Some Target Stores Employ Social Workers

The 69 stores that employ social workers reported a 17 percent average improvement in employee attendance between 2008 and 2009.

Target Corporation has begun employing a most unusual group at its stores: social workers.

In fact, 69 of the Minneapolis-based retailer's 1,752 locations now have a social worker, according to company spokeswoman Donna Egan.

Target contracts with Chicago-based ComPsych, which specializes in providing psychologists for the workplace, to find and bring in the social workers. The idea was first tried through a pilot program at a Chicago store in February 2007 and then at a store in Compton, California, in November of that year. The program was formalized in 2009.

The social workers typically spend about eight hours each week talking to store employees about a wide variety of problems, both large and small. A social worker at the Compton store, for example, has helped employees deal with issues surrounding depression, buying a home, and finances, according to a recent report by the Los Angeles Times.

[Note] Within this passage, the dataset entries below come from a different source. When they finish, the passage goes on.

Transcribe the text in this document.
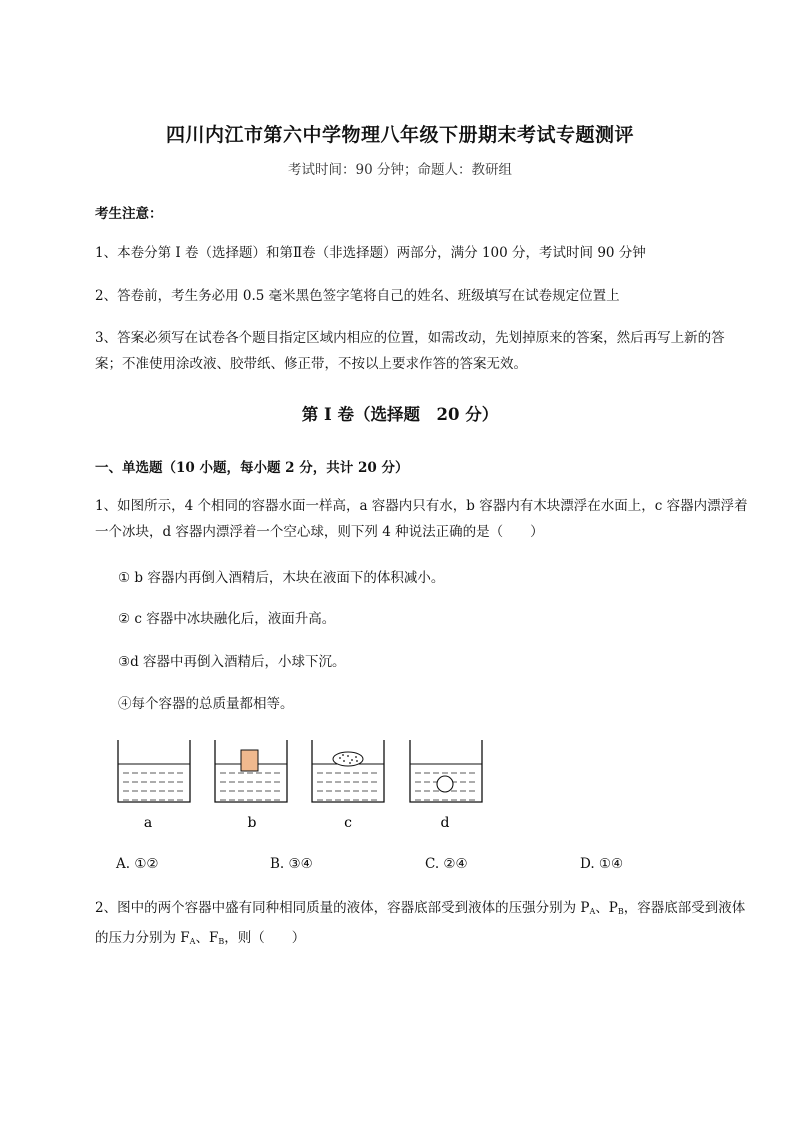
四川内江市第六中学物理八年级下册期末考试专题测评
考试时间：90 分钟；命题人：教研组
考生注意：
1、本卷分第 I 卷（选择题）和第Ⅱ卷（非选择题）两部分，满分 100 分，考试时间 90 分钟
2、答卷前，考生务必用 0.5 毫米黑色签字笔将自己的姓名、班级填写在试卷规定位置上
3、答案必须写在试卷各个题目指定区域内相应的位置，如需改动，先划掉原来的答案，然后再写上新的答案；不准使用涂改液、胶带纸、修正带，不按以上要求作答的答案无效。
第 I 卷（选择题　20 分）
一、单选题（10 小题，每小题 2 分，共计 20 分）
1、如图所示，4 个相同的容器水面一样高，a 容器内只有水，b 容器内有木块漂浮在水面上，c 容器内漂浮着一个冰块，d 容器内漂浮着一个空心球，则下列 4 种说法正确的是（　　）
① b 容器内再倒入酒精后，木块在液面下的体积减小。
② c 容器中冰块融化后，液面升高。
③d 容器中再倒入酒精后，小球下沉。
④每个容器的总质量都相等。
a	b	c	d
A. ①②	B. ③④	C. ②④	D. ①④
2、图中的两个容器中盛有同种相同质量的液体，容器底部受到液体的压强分别为 $P_A$、$P_B$，容器底部受到液体的压力分别为 $F_A$、$F_B$，则（　　）
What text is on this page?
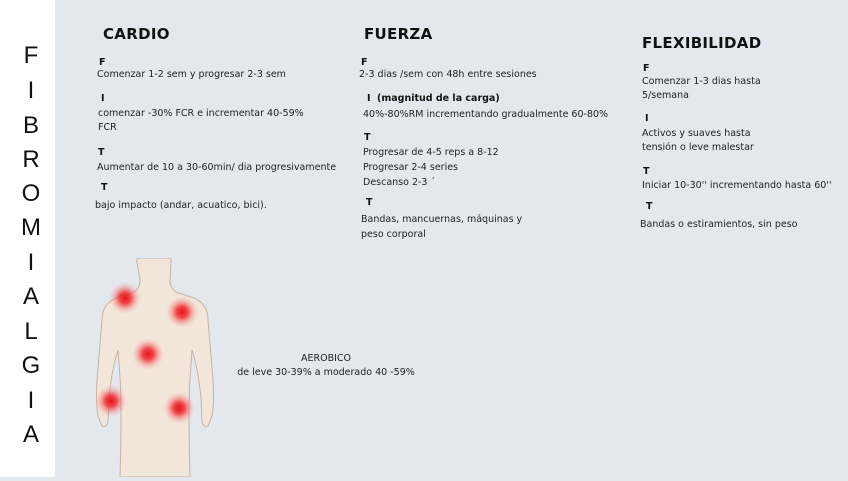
F
I
B
R
O
M
I
A
L
G
I
A
CARDIO
F
Comenzar 1-2 sem y progresar 2-3 sem
I
comenzar -30% FCR e incrementar 40-59%
FCR
T
Aumentar de 10 a 30-60min/ dia progresivamente
T
bajo impacto (andar, acuatico, bici).
FUERZA
F
2-3 dias /sem con 48h entre sesiones
I (magnitud de la carga)
40%-80%RM incrementando gradualmente 60-80%
T
Progresar de 4-5 reps a 8-12
Progresar 2-4 series
Descanso 2-3 ´
T
Bandas, mancuernas, máquinas y
peso corporal
FLEXIBILIDAD
F
Comenzar 1-3 dias hasta
5/semana
I
Activos y suaves hasta
tensión o leve malestar
T
Iniciar 10-30'' incrementando hasta 60''
T
Bandas o estiramientos, sin peso
AEROBICO
de leve 30-39% a moderado 40 -59%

Egan said that social workers are typically employed only in large, urban markets and-within those markets-at stores in which there is significant absenteeism and high turnover among employees.

According to Egan, the stores that have a social worker reported a 17 percent average improvement in employee attendance between 2008 and 2009.

Egan said there are no social workers at any Minnesota Target stores. The company has “no concrete plans right now” to expand the initiative but said: “Certainly, as we continue to open new stores in urban markets, we'll continue to assess the need for this program.”

Target serves guests at brick-and-mortar stores in 49 states and at It is Minnesota's second-largest public company based on revenue, which totaled $65.4 billion in its most recently completed fiscal year.